[FOM] An intuitionistic query
Frank Waaldijk
frank.waaldijk at hetnet.nl
Mon Sep 7 15:22:32 EDT 2009
Arnold Neumaier wrote:
> Alice tells Bob that she has a set A={a,b,c} of cardinality 2, but she
> is silent about any further detail. Intuition tells Bob that a, b, c
> are names for two distinct elements, so that a=b or a=c or b=c.
> Can intuitionistic logic prove this argument correct?
>
> In other words, is
> A={a,b,c}, |A|=2 ==> a=b v a=c v b=c (*)
> intuitionistically provable with generic interpretations of
> the symbols on the left hand side of (*)?
I think so, if I understand you correctly.
In my view, the statement |A|=2 should be interpreted as `there is a
bijection from A to the set {0,1}'. Let's take h to be such a bijection.
Without loss of generality:
h(a)=0, h(b)=0, h(c)=1
Therefore, in this case a=b.

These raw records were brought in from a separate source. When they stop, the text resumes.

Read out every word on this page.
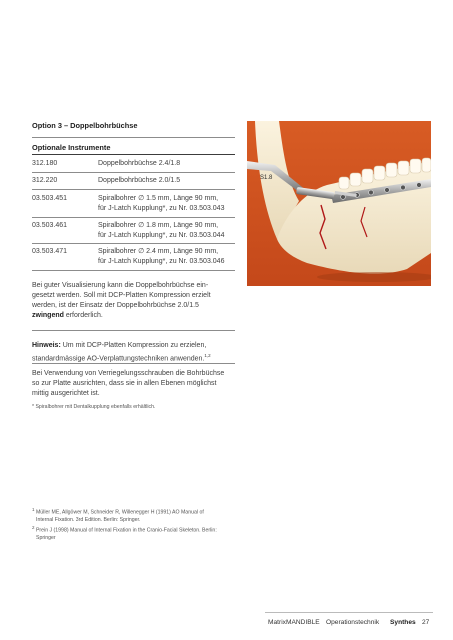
Option 3 – Doppelbohrbüchse
Optionale Instrumente
312.180	Doppelbohrbüchse 2.4/1.8
312.220	Doppelbohrbüchse 2.0/1.5
03.503.451	Spiralbohrer ∅ 1.5 mm, Länge 90 mm,
für J-Latch Kupplung*, zu Nr. 03.503.043
03.503.461	Spiralbohrer ∅ 1.8 mm, Länge 90 mm,
für J-Latch Kupplung*, zu Nr. 03.503.044
03.503.471	Spiralbohrer ∅ 2.4 mm, Länge 90 mm,
für J-Latch Kupplung*, zu Nr. 03.503.046
Bei guter Visualisierung kann die Doppelbohrbüchse ein-
gesetzt werden. Soll mit DCP-Platten Kompression erzielt
werden, ist der Einsatz der Doppelbohrbüchse 2.0/1.5
zwingend erforderlich.
Hinweis: Um mit DCP-Platten Kompression zu erzielen,
standardmässige AO-Verplattungstechniken anwenden.$^{1,2}$
Bei Verwendung von Verriegelungsschrauben die Bohrbüchse
so zur Platte ausrichten, dass sie in allen Ebenen möglichst
mittig ausgerichtet ist.
* Spiralbohrer mit Dentalkupplung ebenfalls erhältlich.
1 Müller ME, Allgöwer M, Schneider R, Willenegger H (1991) AO Manual of
Internal Fixation. 3rd Edition. Berlin: Springer.
2 Prein J (1998) Manual of Internal Fixation in the Cranio-Facial Skeleton. Berlin:
Springer
S1.8
MatrixMANDIBLE Operationstechnik Synthes 27
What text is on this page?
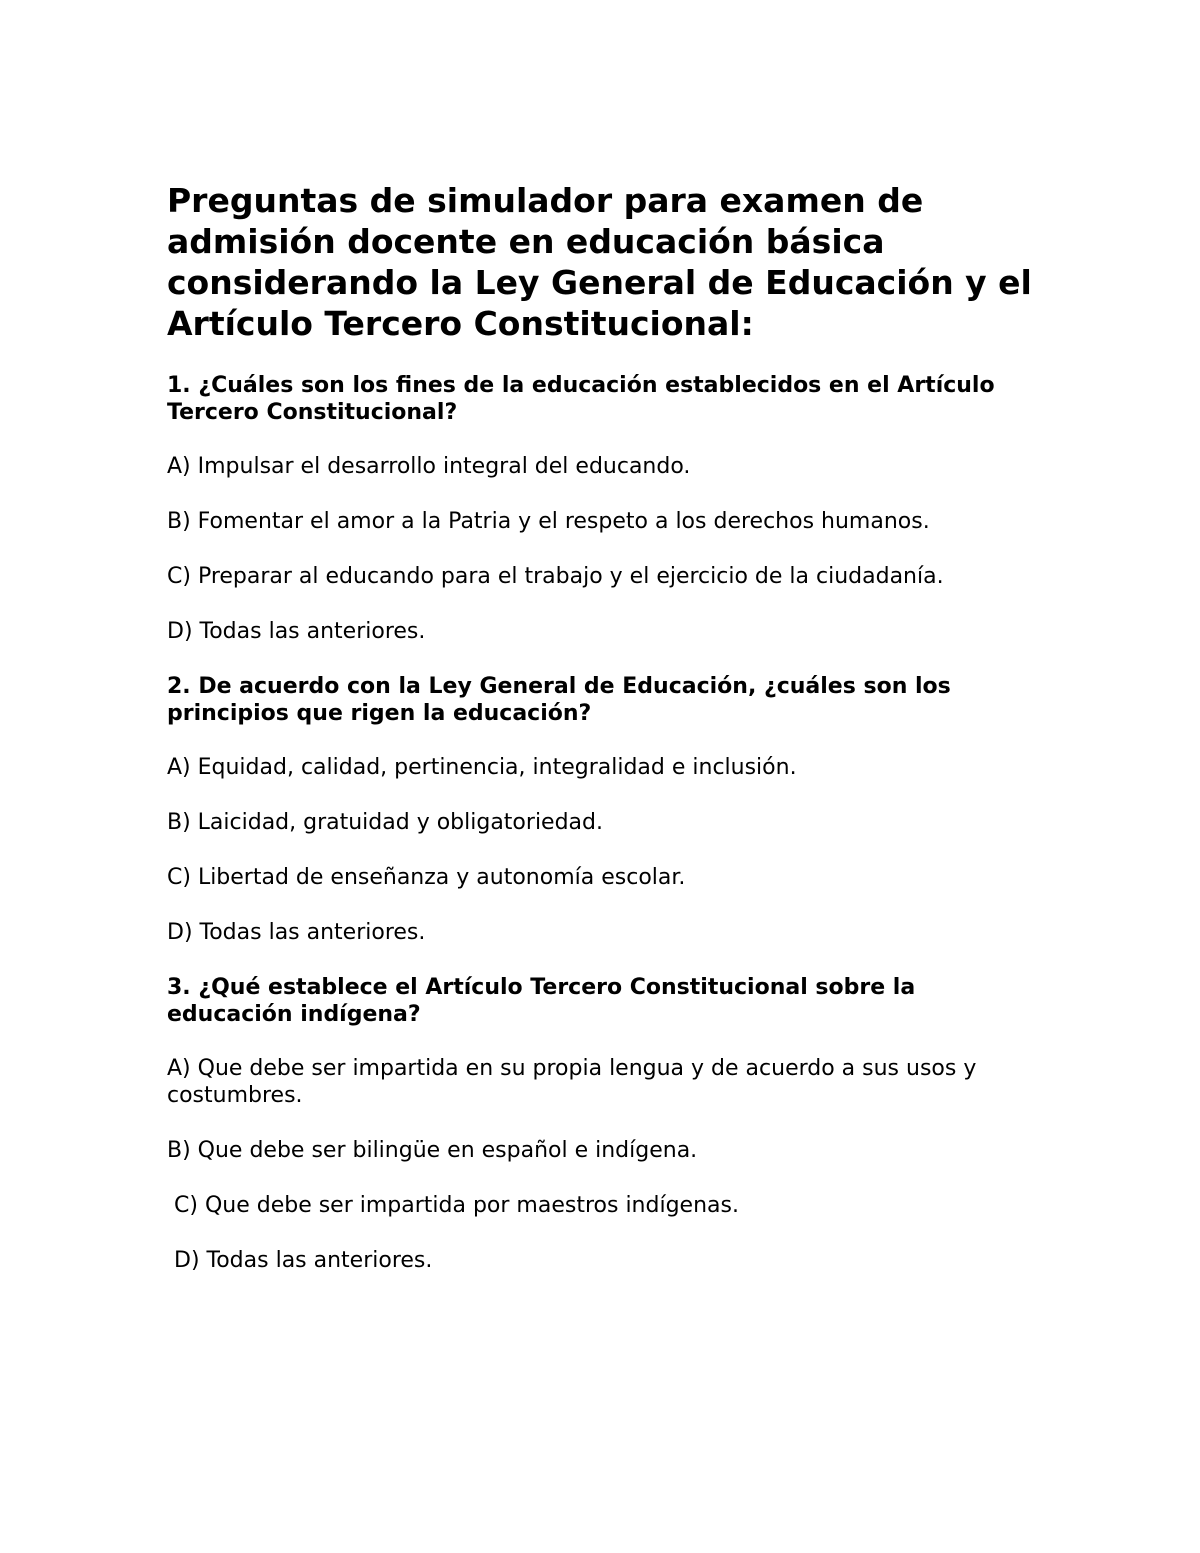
Preguntas de simulador para examen de admisión docente en educación básica considerando la Ley General de Educación y el Artículo Tercero Constitucional:

1. ¿Cuáles son los fines de la educación establecidos en el Artículo Tercero Constitucional?

A) Impulsar el desarrollo integral del educando.

B) Fomentar el amor a la Patria y el respeto a los derechos humanos.

C) Preparar al educando para el trabajo y el ejercicio de la ciudadanía.

D) Todas las anteriores.

2. De acuerdo con la Ley General de Educación, ¿cuáles son los principios que rigen la educación?

A) Equidad, calidad, pertinencia, integralidad e inclusión.

B) Laicidad, gratuidad y obligatoriedad.

C) Libertad de enseñanza y autonomía escolar.

D) Todas las anteriores.

3. ¿Qué establece el Artículo Tercero Constitucional sobre la educación indígena?

A) Que debe ser impartida en su propia lengua y de acuerdo a sus usos y costumbres.

B) Que debe ser bilingüe en español e indígena.

C) Que debe ser impartida por maestros indígenas.

D) Todas las anteriores.
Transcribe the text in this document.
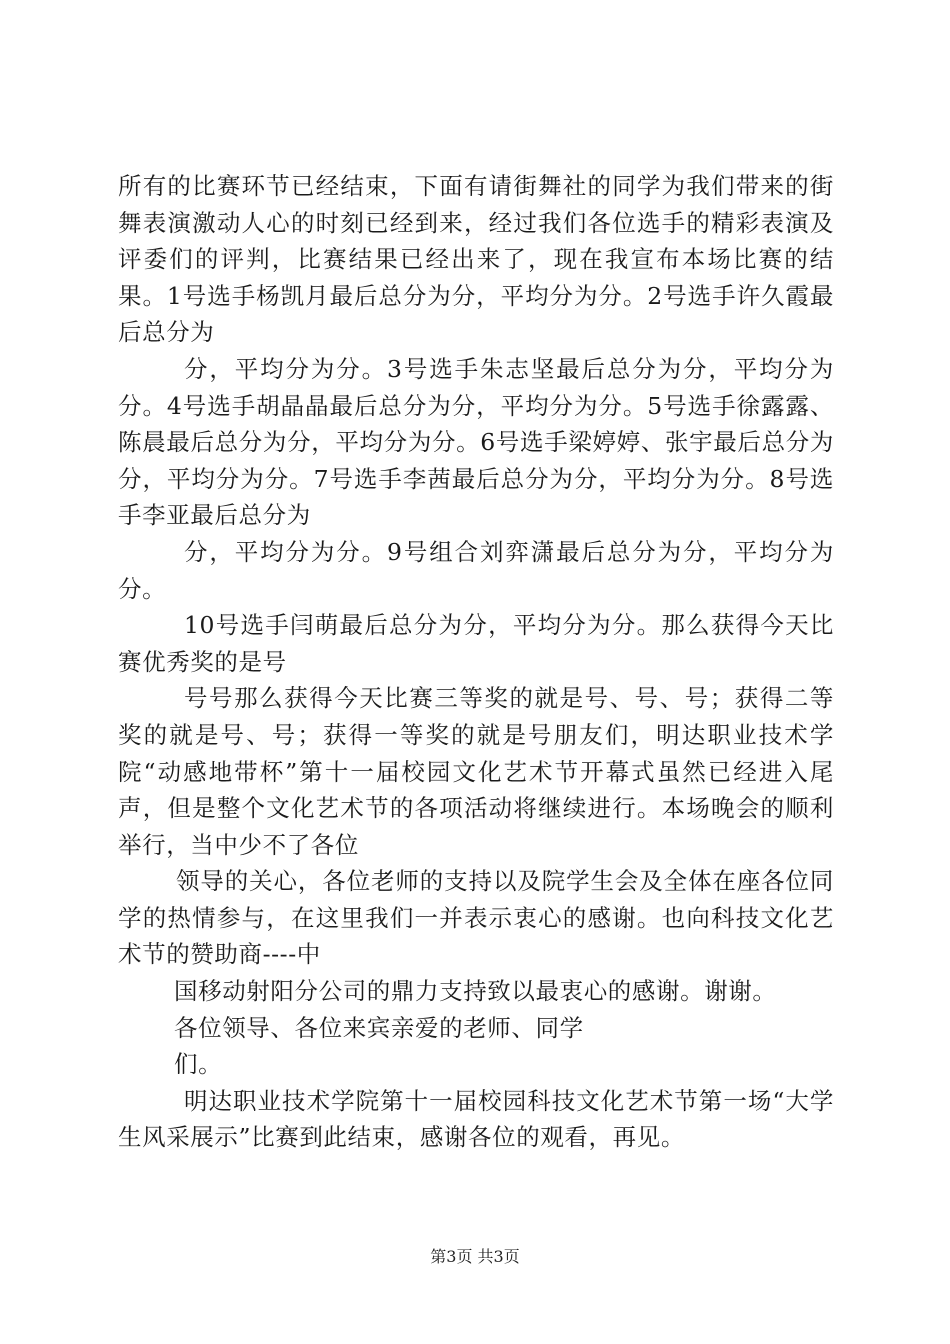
所有的比赛环节已经结束，下面有请街舞社的同学为我们带来的街舞表演激动人心的时刻已经到来，经过我们各位选手的精彩表演及评委们的评判，比赛结果已经出来了，现在我宣布本场比赛的结果。1号选手杨凯月最后总分为分，平均分为分。2号选手许久霞最后总分为

分，平均分为分。3号选手朱志坚最后总分为分，平均分为分。4号选手胡晶晶最后总分为分，平均分为分。5号选手徐露露、陈晨最后总分为分，平均分为分。6号选手梁婷婷、张宇最后总分为分，平均分为分。7号选手李茜最后总分为分，平均分为分。8号选手李亚最后总分为

分，平均分为分。9号组合刘弈潇最后总分为分，平均分为分。

10号选手闫萌最后总分为分，平均分为分。那么获得今天比赛优秀奖的是号

号号那么获得今天比赛三等奖的就是号、号、号；获得二等奖的就是号、号；获得一等奖的就是号朋友们，明达职业技术学院“动感地带杯”第十一届校园文化艺术节开幕式虽然已经进入尾声，但是整个文化艺术节的各项活动将继续进行。本场晚会的顺利举行，当中少不了各位

领导的关心，各位老师的支持以及院学生会及全体在座各位同学的热情参与，在这里我们一并表示衷心的感谢。也向科技文化艺术节的赞助商----中

国移动射阳分公司的鼎力支持致以最衷心的感谢。谢谢。

各位领导、各位来宾亲爱的老师、同学

们。

明达职业技术学院第十一届校园科技文化艺术节第一场“大学生风采展示”比赛到此结束，感谢各位的观看，再见。

第3页 共3页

The other cases are similar.
[However, this already touches on the question `what is a function'. I would
advocate the normal set-theoretic approach: a subset of the Cartesian
product such that if (a, x) and (a,y) are in the subset, then x=y. (this can
be strengthened a little using apartness relations rather than
equality/equivalence).
Then the appropriate subset corresponding to h above would be: {(a,0),
(b,0), (c,1)} and the inverse h^-1 would be {(0,a), (0,b), (1,c)}].